Mencken thinks that playing sports is detrimental to the health of the body.

IN the American colleges, … , there goes on a crusade against the gross over-accentuation of athletic sports and pastimes, but it is not likely that it will ever yield any substantial reform. On the one hand, college authorities, and especially college presidents, are far too politic a class of men to take any really effective steps against an enterprise that brings in such large sums of money, and on the other hand they are far too conventional to challenge the common delusion that athletics, in themselves, are uplifting and hence laudable. The most one hears, even from the radicals among them, is that it is somehow immoral for college stadiums to cost five times as much as college libraries; no one ever argues that the stadiums ought to be abolished altogether. Yet it is plain that that position might be very plausibly maintained. The popular belief in athletics is grounded upon the theory that violent exercise makes for bodily health, and that bodily health is necessary to mental vigor. Both halves of this theory are highly dubious. There is, in fact, no reason whatever for believing that such a game as, say, football improves the health of those who play it. On the contrary, there is every reason for believing that it is deleterious.

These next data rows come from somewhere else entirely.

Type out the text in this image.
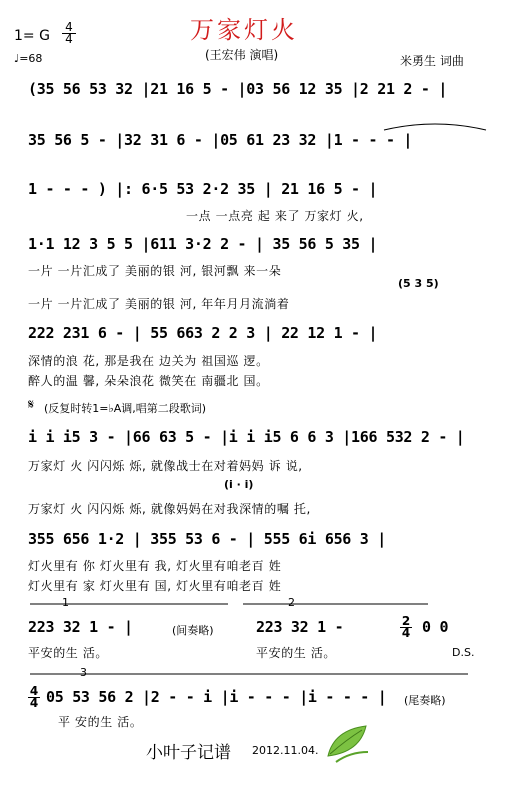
1= G
4
4
♩=68
万家灯火
(王宏伟 演唱)	米勇生 词曲
(35 56 53 32 |21 16 5 - |03 56 12 35 |2 21 2 - |
35 56 5 - |32 31 6 - |05 61 23 32 |1 - - - |
1 - - - ) |: 6·5 53 2·2 35 | 21 16 5 - |
一点 一点亮 起 来了 万家灯 火,
1·1 12 3 5 5 |611 3·2 2 - | 35 56 5 35 |
一片 一片汇成了 美丽的银 河, 银河飘 来一朵
(5 3 5)
一片 一片汇成了 美丽的银 河, 年年月月流淌着
222 231 6 - | 55 663 2 2 3 | 22 12 1 - |
深情的浪 花, 那是我在 边关为 祖国巡 逻。
醉人的温 馨, 朵朵浪花 微笑在 南疆北 国。
𝄋 (反复时转1=♭A调,唱第二段歌词)
i i i5 3 - |66 63 5 - |i i i5 6 6 3 |166 532 2 - |
万家灯 火 闪闪烁 烁, 就像战士在对着妈妈 诉 说,
(i · i)
万家灯 火 闪闪烁 烁, 就像妈妈在对我深情的嘱 托,
355 656 1·2 | 355 53 6 - | 555 6i 656 3 |
灯火里有 你 灯火里有 我, 灯火里有咱老百 姓
灯火里有 家 灯火里有 国, 灯火里有咱老百 姓
1	2
223 32 1 - |	(间奏略)	223 32 1 -	2
4 0 0
平安的生 活。	平安的生 活。	D.S.
3
4
4 05 53 56 2 |2 - - i |i - - - |i - - - | (尾奏略)
平 安的生 活。
小叶子记谱 2012.11.04.
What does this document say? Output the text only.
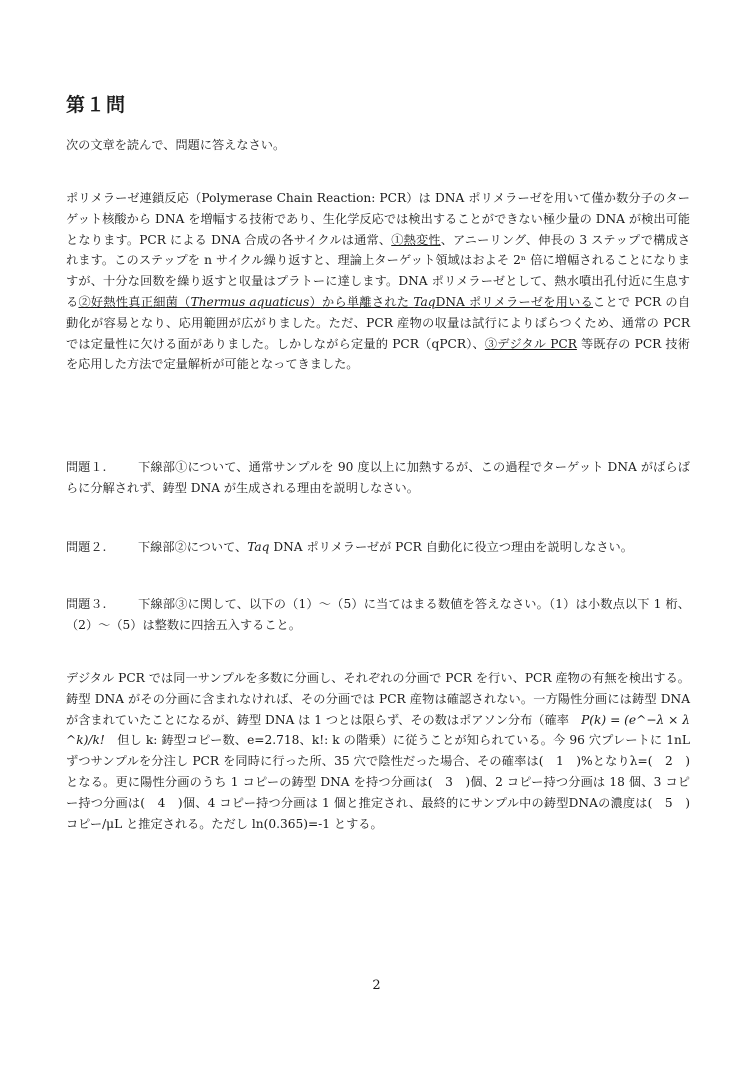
第１問
次の文章を読んで、問題に答えなさい。
ポリメラーゼ連鎖反応（Polymerase Chain Reaction: PCR）は DNA ポリメラーゼを用いて僅か数分子のターゲット核酸から DNA を増幅する技術であり、生化学反応では検出することができない極少量の DNA が検出可能となります。PCR による DNA 合成の各サイクルは通常、①熱変性、アニーリング、伸長の 3 ステップで構成されます。このステップを n サイクル繰り返すと、理論上ターゲット領域はおよそ 2ⁿ 倍に増幅されることになりますが、十分な回数を繰り返すと収量はプラトーに達します。DNA ポリメラーゼとして、熱水噴出孔付近に生息する②好熱性真正細菌（Thermus aquaticus）から単離された TaqDNA ポリメラーゼを用いることで PCR の自動化が容易となり、応用範囲が広がりました。ただ、PCR 産物の収量は試行によりばらつくため、通常の PCR では定量性に欠ける面がありました。しかしながら定量的 PCR（qPCR）、③デジタル PCR 等既存の PCR 技術を応用した方法で定量解析が可能となってきました。
問題１.	下線部①について、通常サンプルを 90 度以上に加熱するが、この過程でターゲット DNA がばらばらに分解されず、鋳型 DNA が生成される理由を説明しなさい。
問題２.	下線部②について、Taq DNA ポリメラーゼが PCR 自動化に役立つ理由を説明しなさい。
問題３.	下線部③に関して、以下の（1）～（5）に当てはまる数値を答えなさい。（1）は小数点以下 1 桁、（2）～（5）は整数に四捨五入すること。
デジタル PCR では同一サンプルを多数に分画し、それぞれの分画で PCR を行い、PCR 産物の有無を検出する。鋳型 DNA がその分画に含まれなければ、その分画では PCR 産物は確認されない。一方陽性分画には鋳型 DNA が含まれていたことになるが、鋳型 DNA は 1 つとは限らず、その数はポアソン分布（確率　P(k) = (e^−λ × λ^k)/k!　但し k: 鋳型コピー数、e=2.718、k!: k の階乗）に従うことが知られている。今 96 穴プレートに 1nL ずつサンプルを分注し PCR を同時に行った所、35 穴で陰性だった場合、その確率は(　1　)%となりλ=(　2　)となる。更に陽性分画のうち 1 コピーの鋳型 DNA を持つ分画は(　3　)個、2 コピー持つ分画は 18 個、3 コピー持つ分画は(　4　)個、4 コピー持つ分画は 1 個と推定され、最終的にサンプル中の鋳型DNAの濃度は(　5　)コピー/μL と推定される。ただし ln(0.365)=-1 とする。
2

“Mencken Chrestomathy” by H.L. Mencken

17 thoughts on “Quote Of The Day #31

  1. “What the world turns to, when it has been cured of one error, is usually simply another error, and maybe one worse than the first one. This is the whole history of the intellect in brief.”
    This does have some truth. 🙂

    Liked by 2 people

  2. Now all americans drink Prosecco and don’t know that thus wine is full of poison. I live in the prosecco area and I see everything they spray and how many pesticides they put and all the chemical fertilizers. It’s really awful that people don’t know that what they drink is poison. 😒

    Liked by 2 people

    1. Wow, that’s nice to know. You just make me think differently about wine now. I watched a YouTube video about Norway’s salmon fishing and that makes me think differently about farmed salmon.